Differential hepatic gene expression in a polygenic mouse model with insulin resistance and hyperglycemia: evidence for a combined transcriptional dysregulation of gluconeogenesis and fatty acid synthesis.

Institute of Pharmacology and Toxicology, Medical Faculty of Aachen University, Wendlingweg 2, D-52074 Aachen, Germany.

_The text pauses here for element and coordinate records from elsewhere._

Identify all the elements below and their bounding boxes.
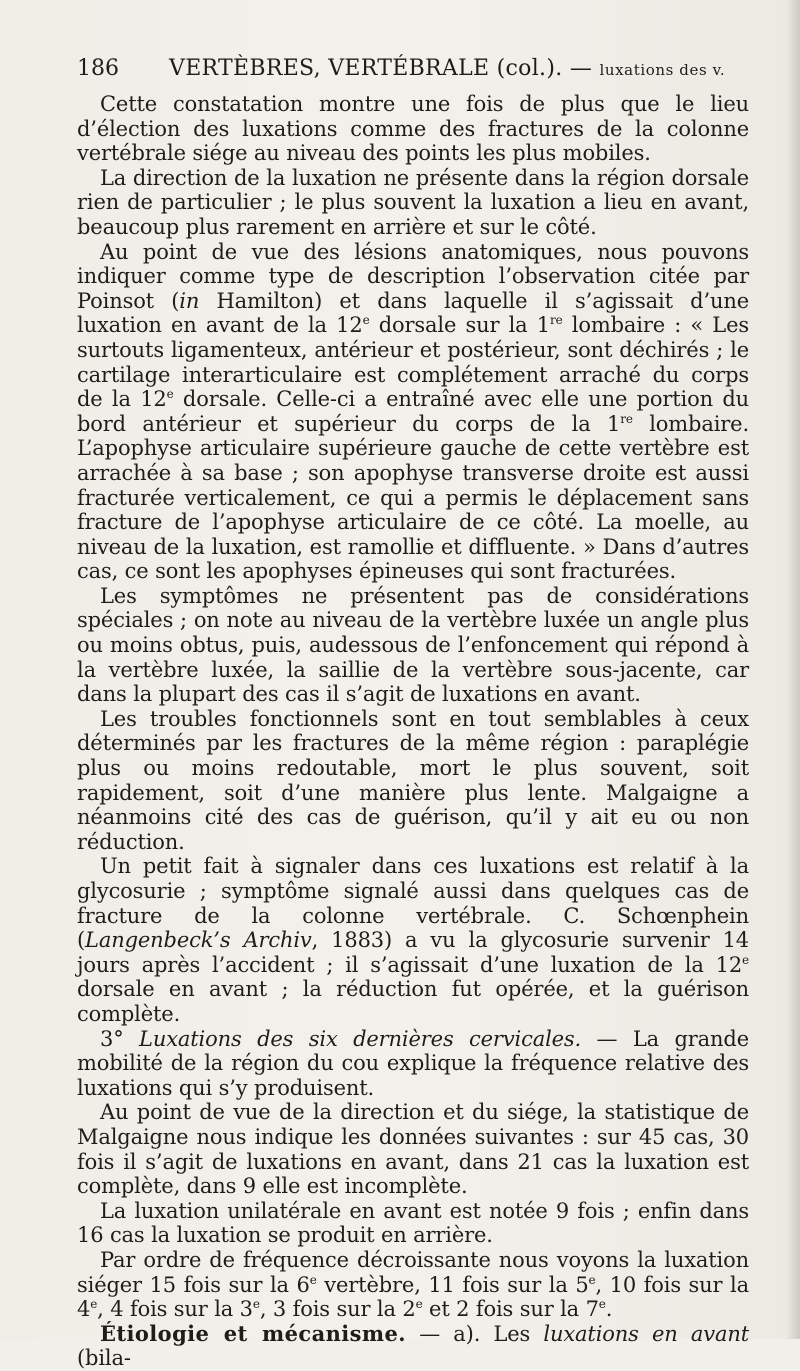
text-run: dorsale. Celle-ci a entraîné avec elle une portion du bord antérieur et supérieur du corps de la 1 [77, 387, 749, 436]
superscript: e [742, 952, 749, 967]
text-run: — La grande mobilité de la région du cou explique la fréquence relative des luxations qui s’y produisent. [77, 1026, 749, 1100]
text-run: , 1883) a vu la glycosurie survenir 14 jours après l’accident ; il s’agissait d’une luxation de la 12 [77, 928, 750, 977]
text-run: Au point de vue des lésions anatomiques, nous pouvons indiquer comme type de description l’observation citée par Poinsot ( [77, 239, 749, 313]
text-run: Hamilton) et dans laquelle il s’agissait d’une luxation en avant de la 12 [77, 288, 750, 338]
text-run: dorsale sur la 1 [369, 313, 550, 338]
superscript: e [588, 1272, 596, 1287]
superscript: re [620, 411, 633, 426]
running-title [169, 56, 725, 81]
running-title-paren: (col.). [496, 56, 563, 81]
text-run: lombaire : « Les surtouts ligamenteux, antérieur et postérieur, sont déchirés ; le cartilage interarticulaire est complétement arraché du corps de la 12 [77, 313, 749, 412]
italic-run: Langenbeck’s Archiv [85, 928, 312, 953]
superscript: e [309, 1272, 317, 1287]
text-run: Par ordre de fréquence décroissante nous voyons la luxation siéger 15 fois sur la 6 [77, 1247, 749, 1297]
superscript: e [598, 1297, 606, 1312]
running-header [77, 56, 757, 88]
paragraph-6 [77, 854, 749, 1026]
page-number: 186 [77, 56, 119, 81]
section-title-italic: Luxations des six dernières cervicales. [139, 1026, 582, 1051]
paragraph-10 [77, 1248, 749, 1322]
paragraph-8: Au point de vue de la direction et du siége, la statistique de Malgaigne nous indique les données suivantes : sur 45 cas, 30 fois il s’agit de luxations en avant, dans 21 cas la luxation est complète, dans 9 elle est incomplète. [77, 1100, 749, 1199]
text-run: Un petit fait à signaler dans ces luxations est relatif à la glycosurie ; symptôme signalé aussi dans quelques cas de fracture de la colonne vertébrale. C. Schœnphein ( [77, 854, 749, 953]
running-title-dash: — [569, 56, 593, 81]
superscript: re [550, 313, 563, 328]
text-run: — a). Les [405, 1321, 544, 1346]
text-run: dorsale en avant ; la réduction fut opérée, et la guérison complète. [77, 977, 749, 1026]
paragraph-7-section-heading [77, 1027, 749, 1101]
bold-subheading: Étiologie et mécanisme. [100, 1320, 406, 1346]
text-run: (bila- [77, 1346, 131, 1371]
superscript: e [90, 1297, 98, 1312]
paragraph-9: La luxation unilatérale en avant est notée 9 fois ; enfin dans 16 cas la luxation se produit en arrière. [77, 1198, 749, 1248]
superscript: e [362, 313, 370, 328]
page-body [77, 92, 749, 1371]
paragraph-5: Les troubles fonctionnels sont en tout semblables à ceux déterminés par les fractures de la même région : paraplégie plus ou moins redoutable, mort le plus souvent, soit rapidement, soit d’une manière plus lente. Malgaigne a néanmoins cité des cas de guérison, qu’il y ait eu ou non réduction. [77, 706, 749, 854]
superscript: e [252, 1297, 260, 1312]
running-title-main: VERTÈBRES, VERTÉBRALE [169, 56, 490, 81]
text-run: . [605, 1297, 613, 1322]
text-run: vertèbre, 11 fois sur la 5 [316, 1272, 589, 1297]
paragraph-2: La direction de la luxation ne présente dans la région dorsale rien de particulier ; le plus souvent la luxation a lieu en avant, beaucoup plus rarement en arrière et sur le côté. [77, 165, 749, 239]
text-run: lombaire. L’apophyse articulaire supérieure gauche de cette vertèbre est arrachée à sa base ; son apophyse transverse droite est aussi fracturée verticalement, ce qui a permis le déplacement sans fracture de l’apophyse articulaire de ce côté. La moelle, au niveau de la luxation, est ramollie et diffluente. » Dans d’autres cas, ce sont les apophyses épineuses qui sont fracturées. [77, 411, 749, 584]
running-title-section: luxations des v. [599, 61, 726, 79]
italic-run: in [179, 288, 200, 313]
page-gutter-shadow [786, 0, 800, 1339]
text-run: et 2 fois sur la 7 [422, 1297, 599, 1322]
text-run: , 3 fois sur la 2 [259, 1297, 416, 1322]
italic-run: luxations en avant [543, 1321, 750, 1346]
paragraph-11-subheading [77, 1322, 749, 1371]
text-run: , 4 fois sur la 3 [97, 1297, 253, 1322]
superscript: e [166, 387, 174, 402]
paragraph-4: Les symptômes ne présentent pas de considérations spéciales ; on note au niveau de la vertèbre luxée un angle plus ou moins obtus, puis, audessous de l’enfoncement qui répond à la vertèbre luxée, la saillie de la vertèbre sous-jacente, car dans la plupart des cas il s’agit de luxations en avant. [77, 583, 749, 707]
superscript: e [415, 1297, 423, 1312]
text-run: 3° [100, 1026, 140, 1051]
paragraph-1: Cette constatation montre une fois de plus que le lieu d’élection des luxations comme des fractures de la colonne vertébrale siége au niveau des points les plus mobiles. [77, 92, 749, 166]
text-run: , 10 fois sur la 4 [77, 1272, 749, 1322]
paragraph-3 [77, 240, 749, 584]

Journal of Molecular Endocrinology (Impact Factor: 3.62). 03/2004; 32(1):195-208.
Source: PubMed

ABSTRACT New Zealand obese (NZO) mice exhibit severe insulin resistance of hepatic glucose metabolism. In order to define its biochemical basis, we studied the differential expression of genes involved in hepatic glucose and lipid metabolism by microarray analysis. NZOxF1 (SJLxNZO) backcross mice were generated in order to obtain populations with heterogeneous metabolism but comparable genetic background. In these backcross mice, groups of controls (normoglycemic/normoinsulinemic), insulin-resistant (normoglycemic/hyperinsulinemic) and diabetic (hyperglycemic/hypoinsulinemic) mice were identified. At 22 weeks, mRNA was isolated from liver, converted to cDNA, and used for screening of two types of cDNA arrays (high-density filter arrays and Affymetrix oligonucleotide microarrays). Differential gene expression was ascertained and assessed by Northern blotting. The data indicate that hyperinsulinemia in the NZO mouse is associated with: (i) increased mRNA levels of enzymes involved in lipid synthesis (fatty acid synthase, malic enzyme, stearoyl-CoA desaturase) or fatty acid oxidation (cytochrome P450 4A14, ketoacyl-CoA thiolase, acyl-CoA oxidase), (ii) induction of the key glycolytic enzyme pyruvate kinase, and (iii) increased mRNA levels of the gluconeogenic enzyme phosphoenolpyruvate carboxykinase. These effects were enhanced by a high-fat diet. In conclusion, the pattern of gene expression in insulin-resistant NZO mice appears to reflect a dissociation of the effects of insulin on genes involved in glucose and lipid metabolism. The data are consistent with a hypothetical scenario in which an insulin-resistant hepatic glucose production produces hyperinsulinemia, and an enhanced insulin- and substrate-driven lipogenesis further aggravates the deleterious insulin resistance of glucose metabolism.